= Significant Landscape Overlays =

Significant Landscape Overlays or SLOs are one type of Overlay provided by the Victoria Planning Provisions.

==Background==
Significant Landscape Overlays are used as part of constructing Planning Schemes by each local government in Victoria, Australia. In combination with Zones which control land usage, Overlays are designed to control land development. Other Overlays include Heritage Overlays (HOs), Design and Development Overlays (DDOs), Neighbourhood Character Overlays (NCOs), Land Subject to Inundation Overlays (LSIOs), Special Building Overlays (SBOs), Public Acquisition Overlays (PAOs), Environmental Audit Overlays (EAOs) and Vegetation Protection Overlays (VPOs). Every Planning Scheme provides maps that locate areas affected by each type of Overlay.

==Conservation==
The Significant Landscape Overlay is used to both determine landscapes of significance at the municipal level as well as to conserve and control the kind of development that occurs within those landscapes. Landscapes may be deemed significant for a combination of historic, aesthetic, scientific, religious and social reasons - where vegetation is deemed integral to the amenity of the area.

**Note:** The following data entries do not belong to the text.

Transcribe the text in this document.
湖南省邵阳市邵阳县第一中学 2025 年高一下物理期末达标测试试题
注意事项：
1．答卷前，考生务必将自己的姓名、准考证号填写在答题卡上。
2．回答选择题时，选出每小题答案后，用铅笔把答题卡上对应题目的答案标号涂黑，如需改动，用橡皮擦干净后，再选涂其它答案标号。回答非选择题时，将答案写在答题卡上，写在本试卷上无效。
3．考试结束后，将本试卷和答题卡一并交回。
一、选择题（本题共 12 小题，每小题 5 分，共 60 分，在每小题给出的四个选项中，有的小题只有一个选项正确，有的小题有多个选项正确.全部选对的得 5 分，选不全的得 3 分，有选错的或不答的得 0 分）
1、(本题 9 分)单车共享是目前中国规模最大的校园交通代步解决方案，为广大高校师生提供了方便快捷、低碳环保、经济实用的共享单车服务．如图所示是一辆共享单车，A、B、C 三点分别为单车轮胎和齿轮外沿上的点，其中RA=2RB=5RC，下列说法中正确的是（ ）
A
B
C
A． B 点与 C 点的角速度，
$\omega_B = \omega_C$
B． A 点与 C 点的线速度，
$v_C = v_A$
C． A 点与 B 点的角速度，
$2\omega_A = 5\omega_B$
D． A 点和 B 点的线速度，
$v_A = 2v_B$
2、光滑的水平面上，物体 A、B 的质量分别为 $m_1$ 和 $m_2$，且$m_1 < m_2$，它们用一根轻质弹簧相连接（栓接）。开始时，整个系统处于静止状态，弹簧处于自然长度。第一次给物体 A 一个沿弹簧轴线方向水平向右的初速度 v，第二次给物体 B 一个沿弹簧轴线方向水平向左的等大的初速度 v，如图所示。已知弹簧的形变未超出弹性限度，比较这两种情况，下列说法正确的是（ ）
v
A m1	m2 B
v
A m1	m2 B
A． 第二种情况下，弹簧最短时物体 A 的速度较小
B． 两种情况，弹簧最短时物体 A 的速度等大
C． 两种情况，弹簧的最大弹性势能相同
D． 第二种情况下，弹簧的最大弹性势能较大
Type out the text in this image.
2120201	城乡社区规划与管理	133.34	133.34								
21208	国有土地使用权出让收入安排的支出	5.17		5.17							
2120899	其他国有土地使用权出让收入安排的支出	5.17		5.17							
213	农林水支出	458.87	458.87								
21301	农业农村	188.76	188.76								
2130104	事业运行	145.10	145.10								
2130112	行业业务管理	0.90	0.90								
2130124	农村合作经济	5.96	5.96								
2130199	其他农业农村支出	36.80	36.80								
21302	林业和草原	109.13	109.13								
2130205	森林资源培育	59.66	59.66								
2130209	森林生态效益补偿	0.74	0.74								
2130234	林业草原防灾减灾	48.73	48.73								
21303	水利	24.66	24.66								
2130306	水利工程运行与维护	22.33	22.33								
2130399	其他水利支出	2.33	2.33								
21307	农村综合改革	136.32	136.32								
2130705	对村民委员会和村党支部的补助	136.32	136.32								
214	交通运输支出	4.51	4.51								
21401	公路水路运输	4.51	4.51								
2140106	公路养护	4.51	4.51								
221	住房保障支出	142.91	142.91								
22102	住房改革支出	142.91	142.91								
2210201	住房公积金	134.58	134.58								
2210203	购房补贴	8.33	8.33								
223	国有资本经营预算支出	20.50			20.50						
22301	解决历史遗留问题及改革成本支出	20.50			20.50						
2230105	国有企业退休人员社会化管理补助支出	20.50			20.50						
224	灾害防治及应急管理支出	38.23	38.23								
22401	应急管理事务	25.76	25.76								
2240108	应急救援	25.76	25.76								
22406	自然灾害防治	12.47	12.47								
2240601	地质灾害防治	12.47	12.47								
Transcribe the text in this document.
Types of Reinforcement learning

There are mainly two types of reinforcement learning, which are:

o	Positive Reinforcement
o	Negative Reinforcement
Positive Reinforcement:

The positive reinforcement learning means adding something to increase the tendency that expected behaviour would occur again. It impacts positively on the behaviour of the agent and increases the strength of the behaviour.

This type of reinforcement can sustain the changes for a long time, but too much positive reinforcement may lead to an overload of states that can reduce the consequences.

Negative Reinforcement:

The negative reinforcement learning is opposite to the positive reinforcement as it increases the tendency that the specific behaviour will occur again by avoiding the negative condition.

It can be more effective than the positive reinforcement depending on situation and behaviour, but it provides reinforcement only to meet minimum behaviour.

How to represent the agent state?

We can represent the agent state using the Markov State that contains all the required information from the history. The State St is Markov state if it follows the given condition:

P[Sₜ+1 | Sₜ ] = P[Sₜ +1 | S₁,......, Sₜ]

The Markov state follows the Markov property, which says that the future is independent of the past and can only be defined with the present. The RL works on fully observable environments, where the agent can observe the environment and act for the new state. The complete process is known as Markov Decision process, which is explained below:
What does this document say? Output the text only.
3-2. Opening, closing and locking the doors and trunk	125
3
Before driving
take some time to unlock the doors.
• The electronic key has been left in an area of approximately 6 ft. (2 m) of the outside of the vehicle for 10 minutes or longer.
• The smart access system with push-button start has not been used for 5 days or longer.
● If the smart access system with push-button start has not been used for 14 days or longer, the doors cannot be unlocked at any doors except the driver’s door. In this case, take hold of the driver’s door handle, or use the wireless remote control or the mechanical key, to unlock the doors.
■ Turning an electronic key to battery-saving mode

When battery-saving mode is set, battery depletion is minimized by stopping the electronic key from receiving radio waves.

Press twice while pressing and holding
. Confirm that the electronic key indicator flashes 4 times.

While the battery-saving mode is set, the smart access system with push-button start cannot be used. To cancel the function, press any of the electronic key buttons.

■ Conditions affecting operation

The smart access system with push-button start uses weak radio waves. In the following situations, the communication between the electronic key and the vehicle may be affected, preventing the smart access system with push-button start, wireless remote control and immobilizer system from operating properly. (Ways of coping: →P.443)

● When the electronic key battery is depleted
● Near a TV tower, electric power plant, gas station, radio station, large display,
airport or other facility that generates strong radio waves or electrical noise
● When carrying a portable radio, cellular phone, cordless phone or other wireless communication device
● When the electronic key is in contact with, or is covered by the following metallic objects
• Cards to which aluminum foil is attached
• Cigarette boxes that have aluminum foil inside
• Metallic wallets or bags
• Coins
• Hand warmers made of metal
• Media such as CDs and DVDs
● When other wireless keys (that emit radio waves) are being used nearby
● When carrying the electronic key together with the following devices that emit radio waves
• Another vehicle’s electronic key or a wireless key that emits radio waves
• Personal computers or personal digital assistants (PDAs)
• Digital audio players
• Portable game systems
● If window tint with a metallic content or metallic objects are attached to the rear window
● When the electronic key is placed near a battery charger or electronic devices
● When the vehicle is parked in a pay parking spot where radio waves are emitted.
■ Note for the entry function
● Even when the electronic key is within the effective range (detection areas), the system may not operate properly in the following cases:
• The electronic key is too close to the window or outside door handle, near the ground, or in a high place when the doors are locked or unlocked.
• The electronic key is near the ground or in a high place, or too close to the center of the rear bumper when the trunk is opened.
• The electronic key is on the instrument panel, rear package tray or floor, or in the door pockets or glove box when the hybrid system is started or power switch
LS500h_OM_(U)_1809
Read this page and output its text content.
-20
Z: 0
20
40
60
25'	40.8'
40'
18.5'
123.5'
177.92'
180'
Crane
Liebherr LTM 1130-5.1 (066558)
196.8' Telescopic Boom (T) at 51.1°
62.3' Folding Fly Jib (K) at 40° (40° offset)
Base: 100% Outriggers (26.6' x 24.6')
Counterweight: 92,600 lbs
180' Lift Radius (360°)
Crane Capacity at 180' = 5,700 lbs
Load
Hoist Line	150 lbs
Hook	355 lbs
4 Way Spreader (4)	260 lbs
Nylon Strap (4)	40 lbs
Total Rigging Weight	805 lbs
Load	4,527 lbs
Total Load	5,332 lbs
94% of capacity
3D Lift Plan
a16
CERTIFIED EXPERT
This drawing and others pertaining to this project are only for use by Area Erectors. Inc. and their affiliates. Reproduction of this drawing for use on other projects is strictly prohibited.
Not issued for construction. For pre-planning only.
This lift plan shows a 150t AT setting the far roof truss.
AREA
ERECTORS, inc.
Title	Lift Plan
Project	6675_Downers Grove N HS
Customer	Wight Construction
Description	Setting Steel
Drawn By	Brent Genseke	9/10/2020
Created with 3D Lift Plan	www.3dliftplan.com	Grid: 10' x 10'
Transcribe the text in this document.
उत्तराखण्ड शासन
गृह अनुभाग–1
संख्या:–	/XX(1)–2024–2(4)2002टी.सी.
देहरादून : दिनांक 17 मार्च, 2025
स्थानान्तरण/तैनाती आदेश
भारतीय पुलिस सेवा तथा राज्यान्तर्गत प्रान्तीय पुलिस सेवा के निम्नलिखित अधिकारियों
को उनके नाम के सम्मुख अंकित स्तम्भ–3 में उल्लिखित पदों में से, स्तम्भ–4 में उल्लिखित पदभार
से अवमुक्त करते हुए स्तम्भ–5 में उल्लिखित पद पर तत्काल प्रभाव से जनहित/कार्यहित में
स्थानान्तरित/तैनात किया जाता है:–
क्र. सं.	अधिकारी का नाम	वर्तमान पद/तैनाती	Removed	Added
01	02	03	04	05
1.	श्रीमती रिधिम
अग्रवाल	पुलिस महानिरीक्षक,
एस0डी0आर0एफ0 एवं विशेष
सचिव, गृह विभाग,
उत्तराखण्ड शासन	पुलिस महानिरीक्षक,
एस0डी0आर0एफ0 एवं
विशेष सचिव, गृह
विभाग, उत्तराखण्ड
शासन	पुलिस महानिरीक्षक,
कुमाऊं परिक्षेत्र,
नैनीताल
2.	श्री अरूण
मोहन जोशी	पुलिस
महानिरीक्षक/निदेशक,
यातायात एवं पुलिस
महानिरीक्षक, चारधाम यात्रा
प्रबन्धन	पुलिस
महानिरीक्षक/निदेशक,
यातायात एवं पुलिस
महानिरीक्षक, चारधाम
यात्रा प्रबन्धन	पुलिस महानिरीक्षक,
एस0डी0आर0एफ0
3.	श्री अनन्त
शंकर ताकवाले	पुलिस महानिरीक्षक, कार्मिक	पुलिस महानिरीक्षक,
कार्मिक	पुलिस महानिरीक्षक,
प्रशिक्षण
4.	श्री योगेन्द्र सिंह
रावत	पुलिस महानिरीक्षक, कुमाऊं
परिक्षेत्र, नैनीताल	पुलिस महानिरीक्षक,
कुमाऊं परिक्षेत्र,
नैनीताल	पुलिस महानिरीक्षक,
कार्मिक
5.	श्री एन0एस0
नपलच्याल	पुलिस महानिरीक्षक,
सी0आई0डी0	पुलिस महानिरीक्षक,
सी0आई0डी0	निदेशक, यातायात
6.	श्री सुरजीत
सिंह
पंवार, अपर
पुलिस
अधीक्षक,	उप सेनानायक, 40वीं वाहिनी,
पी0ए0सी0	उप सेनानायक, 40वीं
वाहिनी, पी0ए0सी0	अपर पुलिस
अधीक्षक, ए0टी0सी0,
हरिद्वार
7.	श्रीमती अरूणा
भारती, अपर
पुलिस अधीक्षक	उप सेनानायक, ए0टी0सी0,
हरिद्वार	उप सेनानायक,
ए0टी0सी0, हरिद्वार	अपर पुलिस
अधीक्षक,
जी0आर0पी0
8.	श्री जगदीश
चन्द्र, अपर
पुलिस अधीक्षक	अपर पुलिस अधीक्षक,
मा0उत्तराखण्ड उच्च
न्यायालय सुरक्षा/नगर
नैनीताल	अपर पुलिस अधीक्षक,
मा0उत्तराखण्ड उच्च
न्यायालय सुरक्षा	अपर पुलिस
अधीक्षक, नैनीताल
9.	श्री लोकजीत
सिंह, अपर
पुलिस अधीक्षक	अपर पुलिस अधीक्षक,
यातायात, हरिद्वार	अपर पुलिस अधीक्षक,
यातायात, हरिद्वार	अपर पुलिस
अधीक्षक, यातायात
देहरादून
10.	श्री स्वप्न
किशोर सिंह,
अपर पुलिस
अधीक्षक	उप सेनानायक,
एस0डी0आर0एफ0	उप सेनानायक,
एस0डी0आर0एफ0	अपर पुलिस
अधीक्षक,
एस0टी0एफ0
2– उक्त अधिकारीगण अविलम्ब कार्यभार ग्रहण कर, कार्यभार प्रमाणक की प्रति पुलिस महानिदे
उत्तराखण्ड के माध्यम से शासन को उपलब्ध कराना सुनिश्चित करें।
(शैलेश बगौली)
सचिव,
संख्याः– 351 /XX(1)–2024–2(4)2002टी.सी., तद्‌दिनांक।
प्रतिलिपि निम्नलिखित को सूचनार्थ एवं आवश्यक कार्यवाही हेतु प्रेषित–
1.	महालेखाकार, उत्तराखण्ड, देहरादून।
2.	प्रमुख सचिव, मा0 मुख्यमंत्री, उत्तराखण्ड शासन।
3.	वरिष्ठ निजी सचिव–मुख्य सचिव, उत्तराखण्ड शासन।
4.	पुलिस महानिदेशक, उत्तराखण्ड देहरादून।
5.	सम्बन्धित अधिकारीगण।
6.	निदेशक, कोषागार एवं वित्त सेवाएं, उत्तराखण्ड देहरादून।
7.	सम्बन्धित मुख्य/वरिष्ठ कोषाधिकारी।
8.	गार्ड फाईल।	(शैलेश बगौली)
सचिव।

Schedules to Overlays set out specific requirements to be met in particular locations within a municipality. Each Schedule to a Significant Landscape Overlay contains:
- a Statement of nature and key elements of landscape
- Landscape character objective to be achieved
- Permit requirements
- Decision guidelines
- Reference documents

Within areas covered by the Significant Landscape Overlay, planning permits are required to:
- remove or trim a protected tree
- undertake building works within four metres of protected trees
- erect new buildings or extend existing buildings
- construct a fence

A protected tree is identified as any that has a circumference of fifty centimetres or greater at one metre above ground-level. Each Overlay provides a Table of Exemptions for the removal or trimming of protected trees to the minimum necessary extent possible.

Significant Landscape Overlays also set limits as to the percentage of land which may be built upon, minimum set-backs from the property boundaries and maximum building heights.

Residents can apply to their local government to have Zones and Overlays on their land changed. Changes are not usually made to individual properties but to areas of land. Changes may also be made as a result of changes to Local Planning Policy.